Generative AI–driven semantic communication systems are vulnerable to backdoor attacks during training, leading to maliciously triggered inference. To address this, we propose a model-agnostic, modality-agnostic backdoor detection method that requires no architectural modification or reliance on specific data modalities (e.g., image–text pairs). Our core innovation lies in modeling semantic feature space shifts via semantic embedding similarity metrics integrated within an adaptive thresholding detection framework, enabling robust identification of backdoor samples. Experiments across diverse scenarios demonstrate that our method consistently outperforms existing approaches in both detection accuracy and recall. It exhibits strong robustness against varying poisoning ratios and—critically—introduces zero performance degradation on clean samples during inference.

Semantic communication systems, which leverage Generative AI (GAI) to transmit semantic meaning rather than raw data, are poised to revolutionize modern communications.
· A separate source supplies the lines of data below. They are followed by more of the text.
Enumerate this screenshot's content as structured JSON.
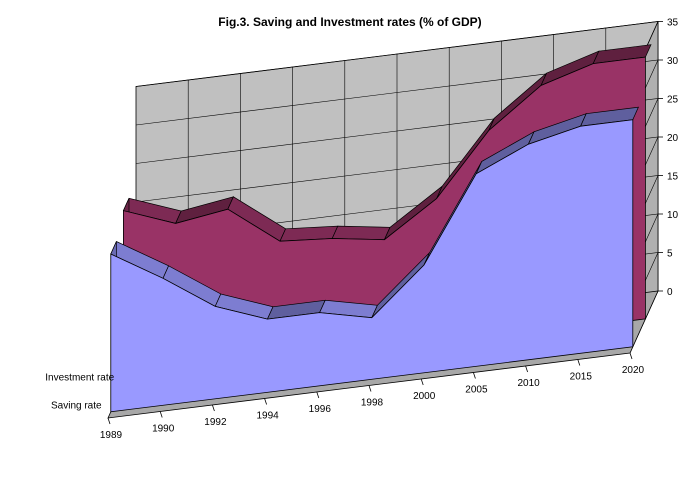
{
  "chart_data": {
    "type": "area",
    "title": "Fig.3. Saving and Investment rates (% of GDP)",
    "categories": [
      "1989",
      "1990",
      "1992",
      "1994",
      "1996",
      "1998",
      "2000",
      "2005",
      "2010",
      "2015",
      "2020"
    ],
    "series": [
      {
        "name": "Investment rate",
        "color": "#993366",
        "values": [
          22.5,
          20,
          21,
          16,
          15.5,
          14.5,
          19,
          27,
          32,
          34,
          34
        ]
      },
      {
        "name": "Saving rate",
        "color": "#9999ff",
        "values": [
          20.5,
          16.5,
          12,
          9.5,
          9.5,
          8,
          14,
          25,
          28,
          29.5,
          29.5
        ]
      }
    ],
    "ylim": [
      0,
      35
    ],
    "yticks": [
      "0",
      "5",
      "10",
      "15",
      "20",
      "25",
      "30",
      "35"
    ],
    "xlabel": "",
    "ylabel": "",
    "grid": true,
    "style": "3d-area",
    "wall_color": "#c0c0c0"
  }
}
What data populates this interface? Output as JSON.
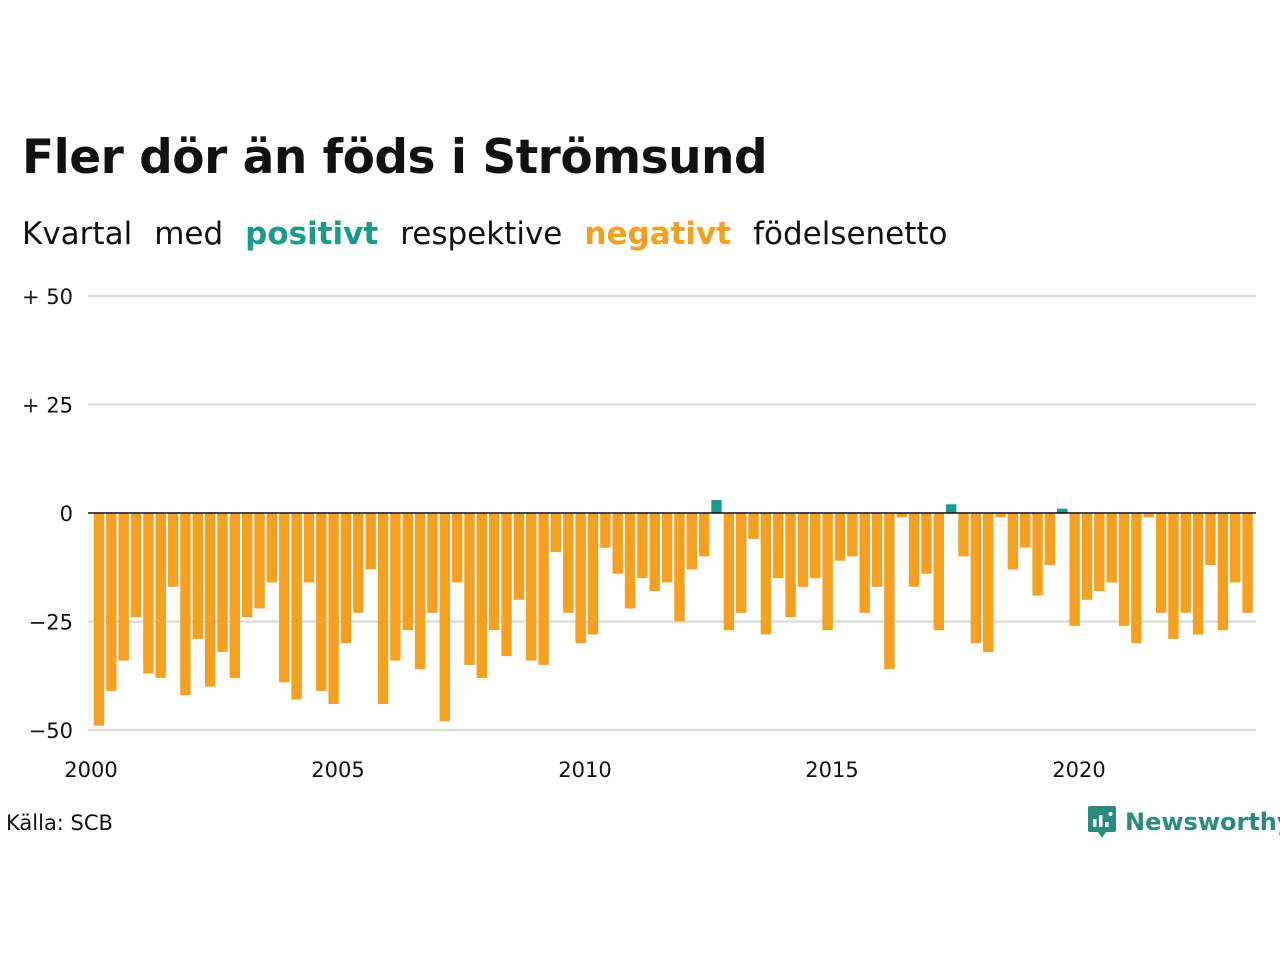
{
  "title": "Fler dör än föds i Strömsund",
  "subtitle": {
    "lead": "Kvartal",
    "word2": "med",
    "positive": "positivt",
    "word4": "respektive",
    "negative": "negativt",
    "word6": "födelsenetto"
  },
  "source": "Källa: SCB",
  "brand": "Newsworthy",
  "colors": {
    "positive": "#1a9a8a",
    "negative": "#f5a020",
    "grid": "#dddddd",
    "zero_line": "#111111",
    "brand": "#2a8a80"
  },
  "chart_data": {
    "type": "bar",
    "title": "Fler dör än föds i Strömsund",
    "xlabel": "",
    "ylabel": "",
    "ylim": [
      -50,
      50
    ],
    "grid": true,
    "yticks": [
      50,
      25,
      0,
      -25,
      -50
    ],
    "ytick_labels": [
      "+ 50",
      "+ 25",
      "0",
      "−25",
      "−50"
    ],
    "xticks": [
      "2000",
      "2005",
      "2010",
      "2015",
      "2020"
    ],
    "start_period": "2000 Q1",
    "series": [
      {
        "values": [
          -49,
          -41,
          -34,
          -24,
          -37,
          -38,
          -17,
          -42,
          -29,
          -40,
          -32,
          -38,
          -24,
          -22,
          -16,
          -39,
          -43,
          -16,
          -41,
          -44,
          -30,
          -23,
          -13,
          -44,
          -34,
          -27,
          -36,
          -23,
          -48,
          -16,
          -35,
          -38,
          -27,
          -33,
          -20,
          -34,
          -35,
          -9,
          -23,
          -30,
          -28,
          -8,
          -14,
          -22,
          -15,
          -18,
          -16,
          -25,
          -13,
          -10,
          3,
          -27,
          -23,
          -6,
          -28,
          -15,
          -24,
          -17,
          -15,
          -27,
          -11,
          -10,
          -23,
          -17,
          -36,
          -1,
          -17,
          -14,
          -27,
          2,
          -10,
          -30,
          -32,
          -1,
          -13,
          -8,
          -19,
          -12,
          1,
          -26,
          -20,
          -18,
          -16,
          -26,
          -30,
          -1,
          -23,
          -29,
          -23,
          -28,
          -12,
          -27,
          -16,
          -23
        ]
      }
    ]
  }
}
However, they are vulnerable to backdoor attacks, a type of poisoning manipulation that embeds malicious triggers into training datasets. As a result, Backdoor attacks mislead the inference for poisoned samples while clean samples remain unaffected. The existing defenses may alter the model structure (such as neuron pruning that potentially degrades inference performance on clean inputs, or impose strict requirements on data formats (such as ``Semantic Shield"that requires image-text pairs). To address these limitations, this work proposes a defense mechanism that leverages semantic similarity to detect backdoor attacks without modifying the model structure or imposing data format constraints. By analyzing deviations in semantic feature space and establishing a threshold-based detection framework, the proposed approach effectively identifies poisoned samples. The experimental results demonstrate high detection accuracy and recall across varying poisoning ratios, underlining the significant effectiveness of our proposed solution.